ARLINGTON, Va. — The staff at the Schofield Barracks Soldier Recovery Unit, Hawaii, didn’t know much about golf when they set out to offer a Golf Skills class for assigned Soldiers, but that didn’t stop them. What they put together turned out to be much more than a simple golf class in the end.
Carol Hickman, adaptive reconditioning support specialist at the Schofield Barracks SRU, said that the staff didn’t have much experience playing golf, so it was challenging for them to learn the basic skills at a level that they could teach others. They researched the sport and learned about practice drills and activities.
Classes started in the spring and are held bi-weekly at the Leilehua Golf Course. Hickman said that participants practice putting, chipping and driving skills. Richard Vogt, Team Army golf coach for the Department of Defense Warrior Games, has attended the Golf Skills class virtually and provided feedback on videos of the Soldiers.
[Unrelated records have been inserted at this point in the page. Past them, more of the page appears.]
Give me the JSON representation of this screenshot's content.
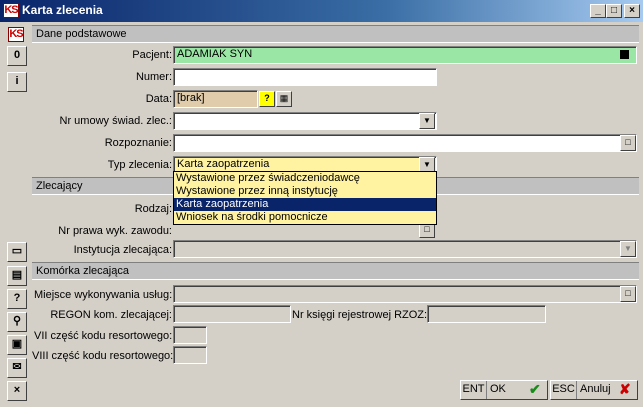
{
  "window": {
    "title": "Karta zlecenia",
    "logo_text": "KS"
  },
  "toolbar": {
    "top_buttons": [
      "0",
      "i"
    ],
    "bottom_buttons": [
      "?",
      "×"
    ]
  },
  "sections": {
    "basic": "Dane podstawowe",
    "ordering": "Zlecający",
    "unit": "Komórka zlecająca"
  },
  "fields": {
    "patient_label": "Pacjent:",
    "patient_value": "ADAMIAK SYN",
    "number_label": "Numer:",
    "number_value": "",
    "date_label": "Data:",
    "date_value": "[brak]",
    "date_help": "?",
    "contract_label": "Nr umowy świad. zlec.:",
    "diagnosis_label": "Rozpoznanie:",
    "order_type_label": "Typ zlecenia:",
    "order_type_value": "Karta zaopatrzenia",
    "kind_label": "Rodzaj:",
    "license_label": "Nr prawa wyk. zawodu:",
    "institution_label": "Instytucja zlecająca:",
    "place_label": "Miejsce wykonywania usług:",
    "regon_label": "REGON kom. zlecającej:",
    "rzoz_label": "Nr księgi rejestrowej RZOZ:",
    "vii_label": "VII część kodu resortowego:",
    "viii_label": "VIII część kodu resortowego:"
  },
  "dropdown": {
    "options": [
      "Wystawione przez świadczeniodawcę",
      "Wystawione przez inną instytucję",
      "Karta zaopatrzenia",
      "Wniosek na środki pomocnicze"
    ],
    "selected_index": 2
  },
  "buttons": {
    "ok_key": "ENT",
    "ok_label": "OK",
    "cancel_key": "ESC",
    "cancel_label": "Anuluj"
  },
  "colors": {
    "title_bar": "#0a246a",
    "patient_bg": "#9ae6a5",
    "combo_bg": "#fff2a0",
    "selected": "#0a246a"
  }
}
The class has a number of benefits. Hickman noted a few, such as learning basic golf skills while being exposed to the sport and enjoying it together. Golf demands mental focus, which allows Soldiers to be in the moment. Moreover, it’s a lifetime sport that is very adaptable and offers low-impact exercise.
They’ve created a special environment where Soldiers can learn and have camaraderie together. Hickman explained that the class provides opportunities for Soldiers with golf experience to guide fellow Soldiers.
Sgt. 1st Class Paul Hayes participated in the Golf Skills class, but it wasn’t his first time on a course.
“I did golf before,” he said. “When I was younger, my dad used to golf and I would get up early in the morning and tag along.”
When Hayes got older, he caddied for his father.
“Dad definitely gave me some tips,” he said.
If not for the class, Hayes said he wouldn’t have thought about returning to golf. It grounded him at a time when he was struggling to find things that interested him. He described it as a relaxing experience that pulled him away from worries and issues. He recalled being in the moment and allowing himself to focus on one thing instead of multiple things simultaneously.
For him, it was pleasant to be there with familiar people and to be able to share tips and guidance. He said the adaptive reconditioning program allows participants to go at their own pace.
“Going out there as a group was nice because there wasn’t pressure and you know that you are in a learning and experimental environment,” he said.
For Hickman, seeing the Soldiers establish connections is the best part. She said that a few Soldiers were encouraged to begin golfing together outside of the program.
“After spending a few hours out on the course, giving each other pointers and enjoying some relaxing time together, it is fun to see them start to form bonds with each other,” she said.
The Army Warrior Care and Transition Program is now the Army Recovery Care Program. Although the name has changed, the mission remains the same: to provide quality complex case management to the Army's wounded, ill and injured Soldiers.